Sure, maybe I’m overthinking things. But consider the circumstances: every class period begins with the cadet section marcher calling the class to attention and rendering the report (“Cadets Smith and Snuffy unaccounted for, Sir”), at which point I come to the position of attention, return the salute, and we start. Cadets live together, and fully know how overscheduled they are: in fact, one of my duties is to log on to the computerized attendance management system each day and note who was absent, late, or departed early. The information goes to the cadet chain of command in the cadet barracks, who deal with it wholly out of my sight — which is actually quite refreshing, and makes matters much easier for me. The cadet chain of command knows which absences are excused (sports, medical) and which are unexcused, and the cadets know they have to arrange with me ahead of time to make up missed work. No end-of-semester tales of heartbreak and woe.

Today, two cadets were absent: one I knew ahead of time had already resigned from the Academy, and the other was unaccounted for.
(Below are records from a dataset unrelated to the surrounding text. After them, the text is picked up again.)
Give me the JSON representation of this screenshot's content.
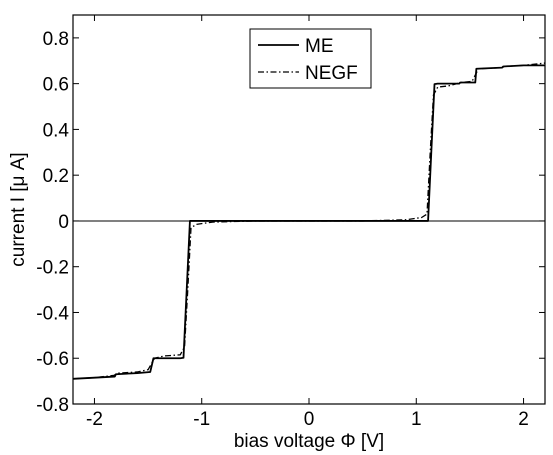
{
  "chart_data": {
    "type": "line",
    "title": "",
    "xlabel": "bias voltage Φ [V]",
    "ylabel": "current I [μ A]",
    "xlim": [
      -2.2,
      2.2
    ],
    "ylim": [
      -0.8,
      0.9
    ],
    "xticks": [
      -2,
      -1,
      0,
      1,
      2
    ],
    "xtick_labels": [
      "-2",
      "-1",
      "0",
      "1",
      "2"
    ],
    "yticks": [
      -0.8,
      -0.6,
      -0.4,
      -0.2,
      0,
      0.2,
      0.4,
      0.6,
      0.8
    ],
    "ytick_labels": [
      "-0.8",
      "-0.6",
      "-0.4",
      "-0.2",
      "0",
      "0.2",
      "0.4",
      "0.6",
      "0.8"
    ],
    "grid": false,
    "zero_line": true,
    "legend_position": "top-center",
    "series": [
      {
        "name": "ME",
        "style": "solid",
        "color": "#000000",
        "x": [
          -2.2,
          -2.0,
          -1.81,
          -1.8,
          -1.6,
          -1.48,
          -1.45,
          -1.35,
          -1.2,
          -1.17,
          -1.14,
          -1.11,
          -1.0,
          -0.5,
          0,
          0.5,
          1.0,
          1.11,
          1.14,
          1.17,
          1.2,
          1.3,
          1.4,
          1.41,
          1.55,
          1.56,
          1.8,
          1.81,
          2.0,
          2.2
        ],
        "y": [
          -0.69,
          -0.685,
          -0.68,
          -0.67,
          -0.665,
          -0.66,
          -0.6,
          -0.6,
          -0.6,
          -0.598,
          -0.3,
          0.0,
          0.0,
          0.0,
          0.0,
          0.0,
          0.0,
          0.0,
          0.3,
          0.598,
          0.6,
          0.6,
          0.6,
          0.605,
          0.605,
          0.665,
          0.67,
          0.675,
          0.68,
          0.68
        ]
      },
      {
        "name": "NEGF",
        "style": "dash-dot",
        "color": "#000000",
        "x": [
          -2.2,
          -2.0,
          -1.82,
          -1.78,
          -1.6,
          -1.5,
          -1.44,
          -1.35,
          -1.2,
          -1.16,
          -1.13,
          -1.1,
          -1.05,
          -0.9,
          -0.5,
          0,
          0.5,
          0.9,
          1.05,
          1.1,
          1.13,
          1.16,
          1.2,
          1.3,
          1.38,
          1.42,
          1.52,
          1.58,
          1.8,
          1.82,
          2.0,
          2.2
        ],
        "y": [
          -0.69,
          -0.685,
          -0.675,
          -0.665,
          -0.66,
          -0.65,
          -0.6,
          -0.59,
          -0.585,
          -0.55,
          -0.3,
          -0.03,
          -0.015,
          -0.005,
          0.0,
          0.0,
          0.0,
          0.005,
          0.015,
          0.03,
          0.3,
          0.55,
          0.585,
          0.59,
          0.6,
          0.605,
          0.61,
          0.665,
          0.67,
          0.675,
          0.68,
          0.69
        ]
      }
    ]
  }
}
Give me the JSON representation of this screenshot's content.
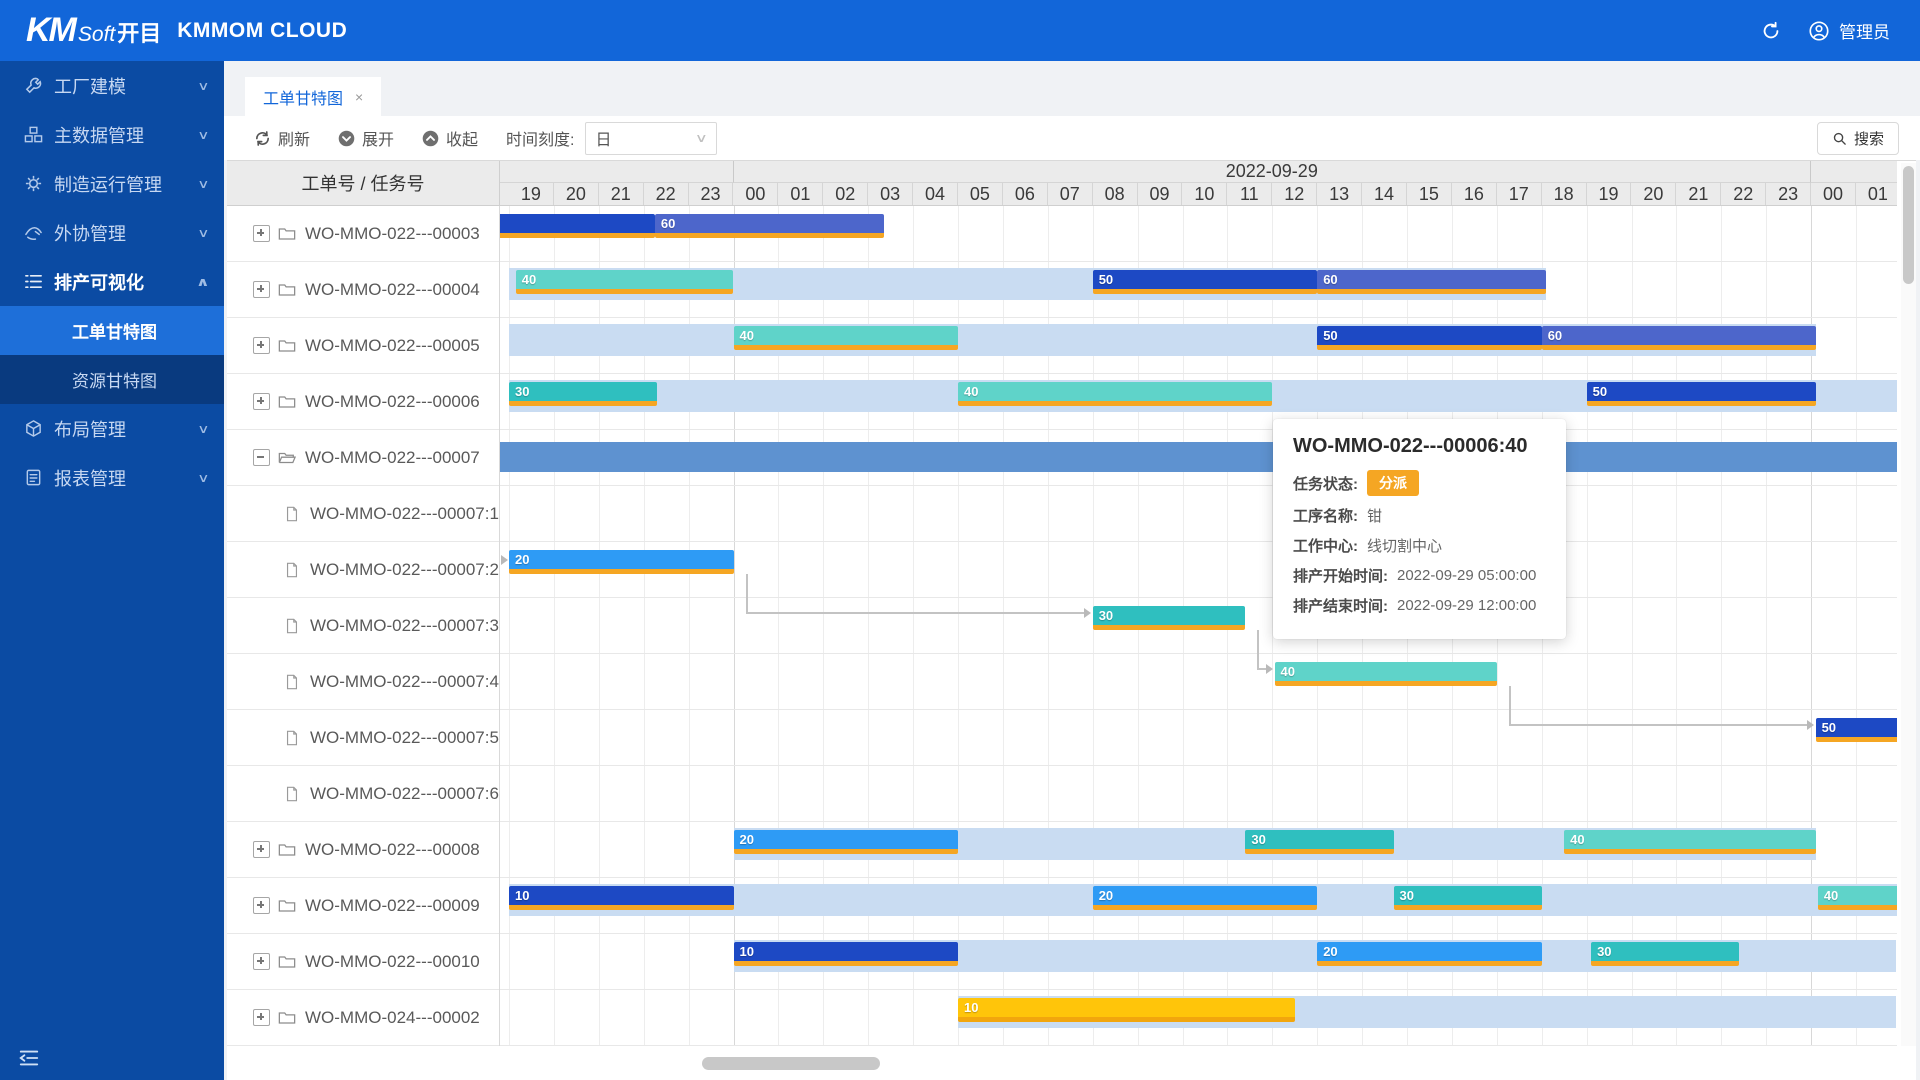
{
  "header": {
    "logo_main": "KM",
    "logo_sub": "Soft",
    "logo_cn": "开目",
    "brand": "KMMOM CLOUD",
    "user_label": "管理员"
  },
  "sidebar": {
    "items": [
      {
        "icon": "wrench-icon",
        "label": "工厂建模",
        "chevron": "down"
      },
      {
        "icon": "cubes-icon",
        "label": "主数据管理",
        "chevron": "down"
      },
      {
        "icon": "gear-icon",
        "label": "制造运行管理",
        "chevron": "down"
      },
      {
        "icon": "hand-icon",
        "label": "外协管理",
        "chevron": "down"
      },
      {
        "icon": "list-icon",
        "label": "排产可视化",
        "chevron": "up",
        "active": true,
        "children": [
          {
            "label": "工单甘特图",
            "selected": true
          },
          {
            "label": "资源甘特图",
            "selected": false
          }
        ]
      },
      {
        "icon": "box-icon",
        "label": "布局管理",
        "chevron": "down"
      },
      {
        "icon": "doc-icon",
        "label": "报表管理",
        "chevron": "down"
      }
    ]
  },
  "tab": {
    "label": "工单甘特图",
    "close": "×"
  },
  "toolbar": {
    "refresh": "刷新",
    "expand": "展开",
    "collapse": "收起",
    "scale_label": "时间刻度:",
    "scale_value": "日",
    "search": "搜索"
  },
  "gantt": {
    "corner": "工单号 / 任务号",
    "days": [
      {
        "label": "",
        "span": 5
      },
      {
        "label": "2022-09-29",
        "span": 24
      },
      {
        "label": "",
        "span": 2
      }
    ],
    "hours": [
      "19",
      "20",
      "21",
      "22",
      "23",
      "00",
      "01",
      "02",
      "03",
      "04",
      "05",
      "06",
      "07",
      "08",
      "09",
      "10",
      "11",
      "12",
      "13",
      "14",
      "15",
      "16",
      "17",
      "18",
      "19",
      "20",
      "21",
      "22",
      "23",
      "00",
      "01"
    ],
    "rows": [
      {
        "id": "WO-MMO-022---00003",
        "kind": "parent",
        "bars": [
          {
            "s": -0.25,
            "e": 3.25,
            "c": "navy",
            "label": ""
          },
          {
            "s": 3.25,
            "e": 8.35,
            "c": "slate",
            "label": "60"
          }
        ]
      },
      {
        "id": "WO-MMO-022---00004",
        "kind": "parent",
        "band": {
          "s": 0,
          "e": 23.1
        },
        "bars": [
          {
            "s": 0.15,
            "e": 5,
            "c": "tealLight",
            "label": "40"
          },
          {
            "s": 13,
            "e": 18,
            "c": "navy",
            "label": "50"
          },
          {
            "s": 18,
            "e": 23.1,
            "c": "slate",
            "label": "60"
          }
        ]
      },
      {
        "id": "WO-MMO-022---00005",
        "kind": "parent",
        "band": {
          "s": 0,
          "e": 29.1
        },
        "bars": [
          {
            "s": 5,
            "e": 10,
            "c": "tealLight",
            "label": "40"
          },
          {
            "s": 18,
            "e": 23,
            "c": "navy",
            "label": "50"
          },
          {
            "s": 23,
            "e": 29.1,
            "c": "slate",
            "label": "60"
          }
        ]
      },
      {
        "id": "WO-MMO-022---00006",
        "kind": "parent",
        "band": {
          "s": 0,
          "e": 30.95
        },
        "bars": [
          {
            "s": 0,
            "e": 3.3,
            "c": "tealDark",
            "label": "30"
          },
          {
            "s": 10,
            "e": 17,
            "c": "tealLight",
            "label": "40"
          },
          {
            "s": 24,
            "e": 29.1,
            "c": "navy",
            "label": "50"
          }
        ]
      },
      {
        "id": "WO-MMO-022---00007",
        "kind": "parentOpen",
        "bars": [
          {
            "s": -0.25,
            "e": 30.95,
            "c": "steel",
            "label": "",
            "solid": true
          }
        ]
      },
      {
        "id": "WO-MMO-022---00007:1",
        "kind": "child",
        "bars": []
      },
      {
        "id": "WO-MMO-022---00007:2",
        "kind": "child",
        "leftArrow": true,
        "bars": [
          {
            "s": 0,
            "e": 5,
            "c": "blue",
            "label": "20"
          }
        ]
      },
      {
        "id": "WO-MMO-022---00007:3",
        "kind": "child",
        "bars": [
          {
            "s": 13,
            "e": 16.4,
            "c": "tealDark",
            "label": "30"
          }
        ]
      },
      {
        "id": "WO-MMO-022---00007:4",
        "kind": "child",
        "bars": [
          {
            "s": 17.05,
            "e": 22,
            "c": "tealLight",
            "label": "40"
          }
        ]
      },
      {
        "id": "WO-MMO-022---00007:5",
        "kind": "child",
        "bars": [
          {
            "s": 29.1,
            "e": 31.6,
            "c": "navy",
            "label": "50"
          }
        ]
      },
      {
        "id": "WO-MMO-022---00007:6",
        "kind": "child",
        "bars": []
      },
      {
        "id": "WO-MMO-022---00008",
        "kind": "parent",
        "band": {
          "s": 5,
          "e": 29.1
        },
        "bars": [
          {
            "s": 5,
            "e": 10,
            "c": "blue",
            "label": "20"
          },
          {
            "s": 16.4,
            "e": 19.7,
            "c": "tealDark",
            "label": "30"
          },
          {
            "s": 23.5,
            "e": 29.1,
            "c": "tealLight",
            "label": "40"
          }
        ]
      },
      {
        "id": "WO-MMO-022---00009",
        "kind": "parent",
        "band": {
          "s": 0,
          "e": 30.95
        },
        "bars": [
          {
            "s": 0,
            "e": 5,
            "c": "navy",
            "label": "10"
          },
          {
            "s": 13,
            "e": 18,
            "c": "blue",
            "label": "20"
          },
          {
            "s": 19.7,
            "e": 23,
            "c": "tealDark",
            "label": "30"
          },
          {
            "s": 29.15,
            "e": 31,
            "c": "tealLight",
            "label": "40"
          }
        ]
      },
      {
        "id": "WO-MMO-022---00010",
        "kind": "parent",
        "band": {
          "s": 5,
          "e": 30.9
        },
        "bars": [
          {
            "s": 5,
            "e": 10,
            "c": "navy",
            "label": "10"
          },
          {
            "s": 18,
            "e": 23,
            "c": "blue",
            "label": "20"
          },
          {
            "s": 24.1,
            "e": 27.4,
            "c": "tealDark",
            "label": "30"
          }
        ]
      },
      {
        "id": "WO-MMO-024---00002",
        "kind": "parent",
        "band": {
          "s": 10,
          "e": 30.9
        },
        "bars": [
          {
            "s": 10,
            "e": 17.5,
            "c": "gold",
            "label": "10"
          }
        ]
      }
    ],
    "links": [
      {
        "from": 6,
        "to": 7
      },
      {
        "from": 7,
        "to": 8
      },
      {
        "from": 8,
        "to": 9
      }
    ]
  },
  "tooltip": {
    "title": "WO-MMO-022---00006:40",
    "fields": [
      {
        "label": "任务状态:",
        "badge": "分派"
      },
      {
        "label": "工序名称:",
        "value": "钳"
      },
      {
        "label": "工作中心:",
        "value": "线切割中心"
      },
      {
        "label": "排产开始时间:",
        "value": "2022-09-29 05:00:00"
      },
      {
        "label": "排产结束时间:",
        "value": "2022-09-29 12:00:00"
      }
    ]
  },
  "colors": {
    "navy": "#1d49c4",
    "slate": "#4d66cb",
    "blue": "#2e9bf5",
    "tealDark": "#2fbfbf",
    "tealLight": "#5fd3c9",
    "gold": "#ffc50a",
    "steel": "#5e92d0",
    "band": "#c9dcf2",
    "underline": "#f5a623",
    "goldUnderline": "#f2a60d",
    "accent": "#1266d9",
    "badge": "#f5a623"
  }
}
I appointed my section marcher when she walked into the classroom at 2:46 (somewhat arbitarily: she asked me if she had missed any pre-first-day homework, and I figured if she was asking me that, she likely had her act together), and by 2:54, she had the procedures down and had taken a backup attendance sheet for me (standard practice for section marchers), and at the :00 mark of 2:55, she called the section to Attention and delivered the report (nearly) flawlessly.
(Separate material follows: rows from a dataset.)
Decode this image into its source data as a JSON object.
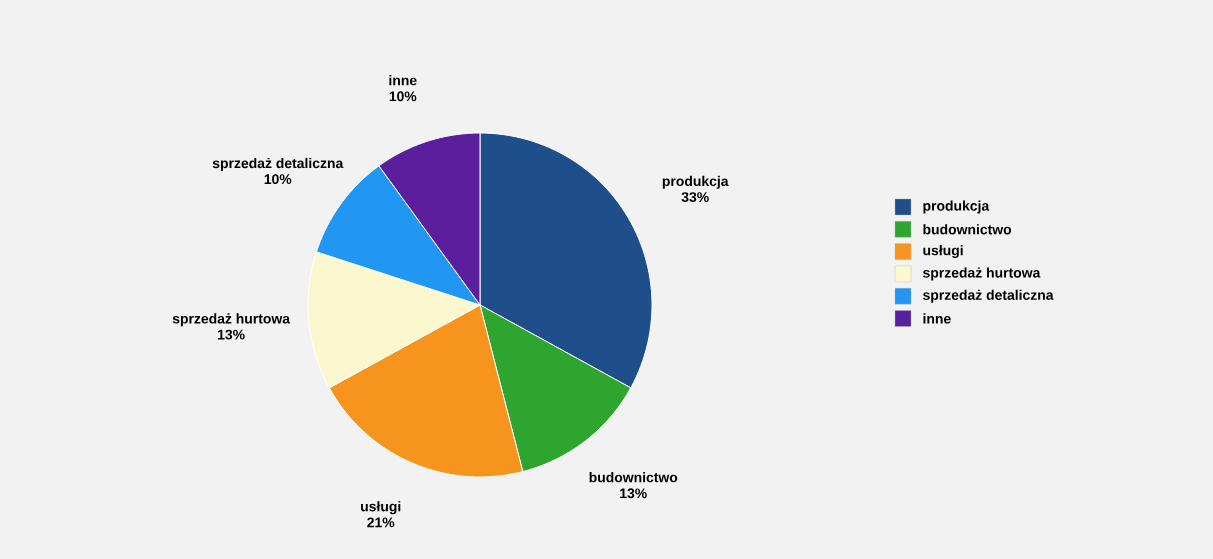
{
  "chart_data": {
    "type": "pie",
    "categories": [
      "produkcja",
      "budownictwo",
      "usługi",
      "sprzedaż hurtowa",
      "sprzedaż detaliczna",
      "inne"
    ],
    "values": [
      33,
      13,
      21,
      13,
      10,
      10
    ],
    "value_labels": [
      "33%",
      "13%",
      "21%",
      "13%",
      "10%",
      "10%"
    ],
    "colors": [
      "#1f4f8a",
      "#2ea52e",
      "#f7941d",
      "#fbf8d0",
      "#2196f3",
      "#5b1f9e"
    ],
    "legend": "right"
  }
}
Essentially, they’ve shown me their awareness of the strictures and conventions and boundaries within which they must live, and then their subsequent actions have done everything possible to call into question and test those boundaries. One cadet’s answer to my question about rumors they’ve heard about the course: “I hear that classes are mostly conducted in English.” Humor? Or a subtle attempt to correct me for asking cadets to violate the Army value of Loyalty by ratting on one another?

It’s gonna be an interesting semester.

The Semester Starts

Saturday was “A-Day” (acceptance day), when new cadets finished Cadet Basic Training and officially became plebes. Upperclassmen roamed the tiny village of Highland Falls in uniform today with their families. Classes start tomorrow, and I’m still busy getting settled in the house and tweaking the syllabus.
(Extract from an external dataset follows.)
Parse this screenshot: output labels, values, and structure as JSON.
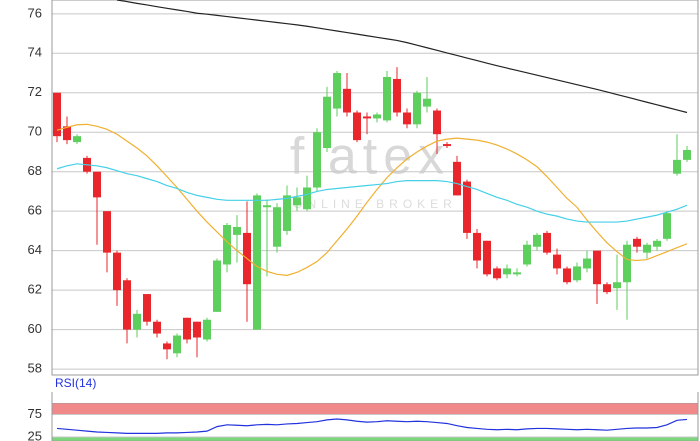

On a good note, a cadet from my new home department won recognition from both the military and Congress for his recent paper strongly critiquing the Army’s misguided “Don’t Ask, Don’t Tell” policy on homosexuality — which, to me, offers a hopeful reinforcement of the stance on academic freedom that I’ve seen at this military institution.

The Grind

Left to unpack: five boxes of clothes. Thirty-six boxes of books. Four tall boxes of kitchen stuff. Office files. Various components of the scholarly apparatus.

Either missing or still packed in some mis-labeled box by those puckishly humorous movers: my drill, which is a surprisingly inconvenient thing to be without when one moves. Two lampshades. Various cables (USB, power, Firewire, CAT-5) for the computer.

Right now, all my efforts at home are wholly and hugely material, moving boxes around and unpacking them and such. None of my books are up on shelves, and my desk isn’t yet in a workable arrangement: right now, it feels like there’s very little of the life of the mind for me in my off-the-clock time. By contrast, all my activity at The Job (which is a genuinely 8-to-4 experience) is on the intellectual side, aside from the odd helicopter ride or five-hour hike around the Revolutionary War era campus fortifications.

It’s not a split I particularly like. So: today, it’s kitchen stuff and books and the scholarly apparatus, grocery shopping, laundry, and if I’m good and work hard and well, my reward will be that I get to take my stereo out of boxes and put it together. My location — blocked from the north by Storm King mountain and NYC too far to the south — makes it so that the heavy pop rotation MTV affiliate radio station is the only one I can receive clearly, and I so totally miss NPR.